Desain tersebut mengindikasikan Suzuki kemungkinan mempertahankan platform Burgman yang sudah dikenal luas di berbagai negara. Strategi ini lazim dilakukan pabrikan untuk menekan biaya riset sekaligus menjaga identitas model.
Jika mengacu pada pendekatan tersebut, bukan tidak mungkin model ini nantinya akan menggunakan embel-embel nama “Burgman e” atau sejenisnya sebagai identitas varian listrik.
Suzuki Tertinggal dari Honda dan Yamaha
Dalam hal elektrifikasi, Suzuki memang terlihat tertinggal dibanding rival senegaranya. Honda lebih dulu menghadirkan skuter listrik seperti Honda PCX Electric yang bahkan sudah dipasarkan secara terbatas di Indonesia.
Sementara itu, Yamaha juga telah memperkenalkan prototype skuter listrik E01 sebagai bagian dari strategi elektrifikasi globalnya.
Langkah agresif kompetitor membuat Suzuki harus segera mengambil tindakan konkret agar tidak kehilangan momentum di segmen kendaraan listrik roda dua.

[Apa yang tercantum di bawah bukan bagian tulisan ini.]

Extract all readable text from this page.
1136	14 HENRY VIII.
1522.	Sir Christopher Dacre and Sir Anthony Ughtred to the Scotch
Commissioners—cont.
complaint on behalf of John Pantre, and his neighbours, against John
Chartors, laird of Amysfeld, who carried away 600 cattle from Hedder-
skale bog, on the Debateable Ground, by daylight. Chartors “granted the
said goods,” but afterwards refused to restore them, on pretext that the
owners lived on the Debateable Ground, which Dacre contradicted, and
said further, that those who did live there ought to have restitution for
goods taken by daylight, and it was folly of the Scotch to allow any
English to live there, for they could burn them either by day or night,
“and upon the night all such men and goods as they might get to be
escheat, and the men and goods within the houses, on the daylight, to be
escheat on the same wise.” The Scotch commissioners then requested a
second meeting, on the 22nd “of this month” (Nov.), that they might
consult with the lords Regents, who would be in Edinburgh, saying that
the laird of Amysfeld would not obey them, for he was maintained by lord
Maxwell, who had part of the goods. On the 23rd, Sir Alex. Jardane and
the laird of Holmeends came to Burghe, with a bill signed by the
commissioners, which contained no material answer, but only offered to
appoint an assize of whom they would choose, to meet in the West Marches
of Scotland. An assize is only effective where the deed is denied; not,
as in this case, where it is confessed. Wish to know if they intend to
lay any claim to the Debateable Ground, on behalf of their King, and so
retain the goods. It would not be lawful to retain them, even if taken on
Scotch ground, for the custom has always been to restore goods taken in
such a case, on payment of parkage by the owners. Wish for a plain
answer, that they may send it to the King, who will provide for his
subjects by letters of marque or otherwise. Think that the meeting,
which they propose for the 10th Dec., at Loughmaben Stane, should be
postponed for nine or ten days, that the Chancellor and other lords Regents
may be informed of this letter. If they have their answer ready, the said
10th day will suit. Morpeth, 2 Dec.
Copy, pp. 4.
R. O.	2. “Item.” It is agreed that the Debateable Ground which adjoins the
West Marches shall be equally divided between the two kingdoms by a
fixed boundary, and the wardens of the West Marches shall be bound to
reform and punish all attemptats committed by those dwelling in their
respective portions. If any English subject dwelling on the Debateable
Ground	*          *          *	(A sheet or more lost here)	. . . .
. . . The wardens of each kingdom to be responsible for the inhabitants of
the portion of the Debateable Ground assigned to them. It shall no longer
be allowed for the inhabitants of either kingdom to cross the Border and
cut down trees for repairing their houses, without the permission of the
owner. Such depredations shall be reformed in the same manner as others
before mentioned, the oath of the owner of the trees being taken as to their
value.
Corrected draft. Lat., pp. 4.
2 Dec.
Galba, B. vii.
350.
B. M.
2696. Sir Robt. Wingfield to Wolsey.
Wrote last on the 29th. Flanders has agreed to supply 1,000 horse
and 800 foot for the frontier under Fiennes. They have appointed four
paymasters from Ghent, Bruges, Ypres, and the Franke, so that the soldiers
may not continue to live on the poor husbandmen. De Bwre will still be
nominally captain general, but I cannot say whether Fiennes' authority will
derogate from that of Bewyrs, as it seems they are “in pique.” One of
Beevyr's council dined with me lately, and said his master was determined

Fokus Pengembangan Motor Listrik
Keseriusan Suzuki dalam pengembangan motor listrik sebenarnya sudah terlihat dalam beberapa tahun terakhir. Bahkan, Suzuki memutuskan mundur dari ajang balap dunia MotoGP demi mengalokasikan sumber daya ke pengembangan teknologi ramah lingkungan.
Keputusan tersebut menjadi sinyal bahwa Suzuki tengah melakukan transformasi strategi jangka panjang, terutama di pasar Eropa yang regulasinya semakin ketat terhadap emisi kendaraan.
Dengan bocoran paten terbaru ini, publik semakin yakin bahwa Suzuki tidak ingin terus berada di belakang dalam perlombaan elektrifikasi global.
Persaingan Global Kian Ketat
Di Eropa dan Jepang, sejumlah pabrikan telah meluncurkan motor listrik full baterai. Misalnya, KTM yang lebih dulu menghadirkan model listrik untuk berbagai segmen.
Di Jepang sendiri, Kawasaki juga mulai memperkenalkan produk listrik, termasuk model untuk segmen tertentu.
Situasi ini membuat Suzuki tak punya banyak waktu untuk menunda peluncuran motor listrik massal. Kehadiran Suzuki Burgman listrik diyakini menjadi bagian dari strategi tersebut.
Peluang Masuk Indonesia?
Jika benar Suzuki mengembangkan Burgman versi listrik, peluang masuk ke Indonesia cukup terbuka. Pasar skuter di Tanah Air sangat besar, dan nama Burgman sudah memiliki basis penggemar tersendiri.
Selain itu, tren motor listrik di Indonesia juga terus meningkat, didukung kebijakan pemerintah serta minat konsumen terhadap kendaraan hemat energi.
Namun hingga kini, Suzuki belum memberikan konfirmasi resmi terkait jadwal peluncuran maupun spesifikasi teknisnya. Publik masih harus menunggu pengumuman resmi dari pabrikan.
Yang jelas, bocoran paten Suzuki Burgman listrik menjadi sinyal kuat bahwa Suzuki tengah bersiap memasuki babak baru dalam industri kendaraan listrik roda dua.
Jika terealisasi, persaingan skuter listrik di pasar global, termasuk Indonesia, dipastikan akan semakin sengit.